Les actionnaires majoritaires d’une société anonyme (SA) ayant pour seule activité la gestion d’un patrimoine immobilier décident d’affecter les bénéfices sociaux aux réserves (environ 550 000 €, alors que les réserves s'élevaient déjà à plus de 620 000 €). Une cour d’appel annule cette décision, après avoir constaté que celle-ci était contraire à l’intérêt social mais sans caractériser en quoi elle avait été prise dans l’unique dessein de favoriser les majoritaires au détriment du minoritaire, et son arrêt est cassé (Cass. com. 10-6-2020 n° 18-15.614 F-D : RJDA 10/20 n° 499). La cour d’appel de renvoi annule à son tour la décision, jugeant que ce critère est rempli dès lors que les majoritaires exerçaient des fonctions de direction au sein de la société et percevaient à ce titre une rémunération dont le minoritaire ne bénéficiait pas, alors que, détenant 43,36 % du capital, celui-ci était privé de tout dividende. Nouvelle censure par la Haute Juridiction, qui reproche à la cour d’appel de ne pas avoir constaté que le montant de ces rémunérations était injustifié au regard des fonctions exercées par les intéressés (Cass. com. 30-8-2023 n° 22-10.108 F-D : RJDA 2/24 n° 102).
Statuant sur renvoi, la cour d’appel de Nîmes estime que tel est bien le cas. Certes, les rémunérations que percevaient deux des actionnaires faisant partie du groupe majoritaire n’étaient pas discordantes au regard de leurs fonctions respectives de président-directeur général de la SA (environ 59 000 €) et d’administrateur et salarié de celle-ci (environ 46 000 €). Mais l’un des actionnaires, qui détenait 54 % du capital social, bénéficiait d’un avantage en nature non justifié par ses fonctions d’administrateur car il occupait sans contrepartie, à titre de logement de fonction, une villa avec piscine appartenant à la société. De son côté, le minoritaire ne retirait de la société aucun avantage autre que celui de participer à la distribution des bénéfices sociaux. Ainsi, la décision de placer les bénéfices sociaux en réserve était non seulement contraire à l’intérêt social mais aussi prise dans l’unique dessein de favoriser cet actionnaire majoritaire au détriment de l’actionnaire minoritaire.
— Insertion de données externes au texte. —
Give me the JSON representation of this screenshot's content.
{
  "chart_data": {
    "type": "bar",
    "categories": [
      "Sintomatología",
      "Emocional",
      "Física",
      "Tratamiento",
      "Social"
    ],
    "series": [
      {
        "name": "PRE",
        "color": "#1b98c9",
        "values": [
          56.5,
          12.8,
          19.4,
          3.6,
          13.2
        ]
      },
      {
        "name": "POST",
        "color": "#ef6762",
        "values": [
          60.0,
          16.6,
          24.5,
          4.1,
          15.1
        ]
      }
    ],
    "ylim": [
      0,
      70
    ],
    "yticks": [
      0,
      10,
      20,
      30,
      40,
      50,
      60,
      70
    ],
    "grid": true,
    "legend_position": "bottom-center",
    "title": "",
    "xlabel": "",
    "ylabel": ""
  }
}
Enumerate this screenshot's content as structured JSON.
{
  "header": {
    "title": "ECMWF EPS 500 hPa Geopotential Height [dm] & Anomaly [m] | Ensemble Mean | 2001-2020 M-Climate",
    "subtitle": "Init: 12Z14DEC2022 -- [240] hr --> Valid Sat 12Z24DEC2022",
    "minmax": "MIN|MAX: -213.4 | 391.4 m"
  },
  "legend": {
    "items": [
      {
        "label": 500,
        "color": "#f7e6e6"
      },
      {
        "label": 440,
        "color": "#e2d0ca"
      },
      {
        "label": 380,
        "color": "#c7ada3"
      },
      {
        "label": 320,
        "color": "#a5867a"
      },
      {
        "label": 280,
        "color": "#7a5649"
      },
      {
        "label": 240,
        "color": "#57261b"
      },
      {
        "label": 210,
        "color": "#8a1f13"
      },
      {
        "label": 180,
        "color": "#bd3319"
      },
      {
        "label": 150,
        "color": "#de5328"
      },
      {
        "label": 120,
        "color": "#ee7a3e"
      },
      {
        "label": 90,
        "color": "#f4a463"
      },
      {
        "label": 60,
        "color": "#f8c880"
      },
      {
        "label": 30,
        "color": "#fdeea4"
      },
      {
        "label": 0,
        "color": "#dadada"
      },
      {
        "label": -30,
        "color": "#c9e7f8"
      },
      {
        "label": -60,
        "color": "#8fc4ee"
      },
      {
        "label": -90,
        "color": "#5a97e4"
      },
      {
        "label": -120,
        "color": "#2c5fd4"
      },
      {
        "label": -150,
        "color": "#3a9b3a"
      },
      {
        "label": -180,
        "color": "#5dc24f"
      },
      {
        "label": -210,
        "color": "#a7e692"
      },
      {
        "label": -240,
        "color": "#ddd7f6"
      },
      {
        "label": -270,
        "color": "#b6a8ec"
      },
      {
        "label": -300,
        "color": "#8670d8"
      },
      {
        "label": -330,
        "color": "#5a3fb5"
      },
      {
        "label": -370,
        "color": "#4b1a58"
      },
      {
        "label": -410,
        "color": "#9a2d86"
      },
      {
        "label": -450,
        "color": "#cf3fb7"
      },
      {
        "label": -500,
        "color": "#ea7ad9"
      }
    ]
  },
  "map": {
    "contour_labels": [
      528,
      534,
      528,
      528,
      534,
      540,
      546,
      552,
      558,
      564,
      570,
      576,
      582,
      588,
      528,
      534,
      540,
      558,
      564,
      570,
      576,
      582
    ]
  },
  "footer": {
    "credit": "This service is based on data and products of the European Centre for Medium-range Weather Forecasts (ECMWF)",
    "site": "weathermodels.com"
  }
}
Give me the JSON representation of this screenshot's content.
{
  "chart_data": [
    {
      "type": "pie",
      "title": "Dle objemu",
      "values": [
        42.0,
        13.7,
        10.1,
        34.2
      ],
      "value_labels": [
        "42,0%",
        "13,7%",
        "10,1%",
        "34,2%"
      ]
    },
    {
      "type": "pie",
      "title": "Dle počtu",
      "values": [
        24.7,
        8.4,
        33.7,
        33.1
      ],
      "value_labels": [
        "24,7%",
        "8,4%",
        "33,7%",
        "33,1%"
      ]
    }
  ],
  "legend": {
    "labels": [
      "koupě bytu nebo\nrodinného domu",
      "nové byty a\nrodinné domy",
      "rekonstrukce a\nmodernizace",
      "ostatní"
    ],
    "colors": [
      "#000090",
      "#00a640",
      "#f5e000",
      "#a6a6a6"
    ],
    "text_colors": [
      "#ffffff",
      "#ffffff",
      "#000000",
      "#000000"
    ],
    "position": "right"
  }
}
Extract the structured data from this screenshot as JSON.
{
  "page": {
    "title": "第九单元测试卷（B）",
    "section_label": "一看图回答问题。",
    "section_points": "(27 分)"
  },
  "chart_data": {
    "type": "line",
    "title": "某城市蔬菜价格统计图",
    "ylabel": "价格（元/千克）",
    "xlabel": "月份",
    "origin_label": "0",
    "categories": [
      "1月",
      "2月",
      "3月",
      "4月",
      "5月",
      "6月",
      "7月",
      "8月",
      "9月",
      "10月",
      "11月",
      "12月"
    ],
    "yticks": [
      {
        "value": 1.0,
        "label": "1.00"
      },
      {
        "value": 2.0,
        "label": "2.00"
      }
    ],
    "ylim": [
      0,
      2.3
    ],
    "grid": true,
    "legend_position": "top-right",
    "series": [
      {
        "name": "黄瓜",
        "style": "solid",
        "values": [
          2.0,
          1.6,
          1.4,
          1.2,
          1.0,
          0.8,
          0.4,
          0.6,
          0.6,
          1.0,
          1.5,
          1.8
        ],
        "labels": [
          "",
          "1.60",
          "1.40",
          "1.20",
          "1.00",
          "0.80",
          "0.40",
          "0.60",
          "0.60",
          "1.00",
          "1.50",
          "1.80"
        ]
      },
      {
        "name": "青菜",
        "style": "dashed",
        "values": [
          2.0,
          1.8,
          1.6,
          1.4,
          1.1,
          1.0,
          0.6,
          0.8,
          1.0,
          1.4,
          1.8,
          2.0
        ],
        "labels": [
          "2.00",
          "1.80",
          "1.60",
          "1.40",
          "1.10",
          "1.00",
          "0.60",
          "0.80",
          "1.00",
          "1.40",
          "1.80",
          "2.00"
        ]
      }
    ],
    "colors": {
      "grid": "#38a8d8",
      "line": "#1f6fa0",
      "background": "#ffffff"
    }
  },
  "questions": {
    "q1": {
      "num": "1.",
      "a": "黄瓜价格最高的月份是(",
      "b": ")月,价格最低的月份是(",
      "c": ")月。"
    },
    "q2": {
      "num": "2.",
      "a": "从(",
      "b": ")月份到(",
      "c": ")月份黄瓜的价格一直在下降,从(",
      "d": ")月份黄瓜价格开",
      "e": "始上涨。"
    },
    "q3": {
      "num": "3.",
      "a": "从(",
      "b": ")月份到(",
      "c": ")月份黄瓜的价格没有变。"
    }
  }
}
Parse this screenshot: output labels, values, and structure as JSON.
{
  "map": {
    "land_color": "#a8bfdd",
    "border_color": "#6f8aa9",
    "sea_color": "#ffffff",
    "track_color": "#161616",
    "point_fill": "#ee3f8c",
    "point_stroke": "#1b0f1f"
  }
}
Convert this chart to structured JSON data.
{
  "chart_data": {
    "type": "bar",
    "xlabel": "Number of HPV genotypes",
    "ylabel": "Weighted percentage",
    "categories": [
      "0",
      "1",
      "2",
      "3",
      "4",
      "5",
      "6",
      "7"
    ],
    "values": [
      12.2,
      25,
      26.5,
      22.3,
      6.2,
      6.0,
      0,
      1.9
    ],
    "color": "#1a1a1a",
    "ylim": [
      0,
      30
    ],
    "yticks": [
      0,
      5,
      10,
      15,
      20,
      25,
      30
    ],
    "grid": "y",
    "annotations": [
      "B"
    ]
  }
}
Par suite, la cour d'appel annule la décision.
A noter :
Pour qu’une décision collective soit annulée pour abus de majorité, deux critères doivent être remplis : la décision doit, d’une part, être contraire à l’intérêt social et, d’autre part, avoir été prise dans l’unique dessein de favoriser les membres de la majorité au détriment des autres associés (jurisprudence constante, notamment : Cass. com. 24-1-1995 n° 93-13.273 P : RJDA 4/95 n° 439 ; Cass. com. 30-11-2004 n° 01-16.581 D : RJDA 3/05 n° 263).
En l’espèce, la contrariété à l’intérêt social a été retenue car la mise en réserve des bénéfices ne se trouvait justifiée ni pour faire face à un endettement ni pour réaliser un investissement mais relevait d’une politique de thésaurisation excédant la gestion prudente de la société au regard de son activité réduite à la simple gestion d’un patrimoine immobilier. C’est la recherche du second critère qui a donné lieu aux décisions successives dans cette affaire. La cour d’appel de renvoi applique ici le critère dégagé par la Cour de cassation dans son arrêt de 2023, selon lequel le fait que les actionnaires majoritaires perçoivent une rémunération pour des fonctions de direction ne confère un caractère abusif à la mise en réserve des bénéfices que si ces rémunérations sont injustifiées au regard des fonctions exercées.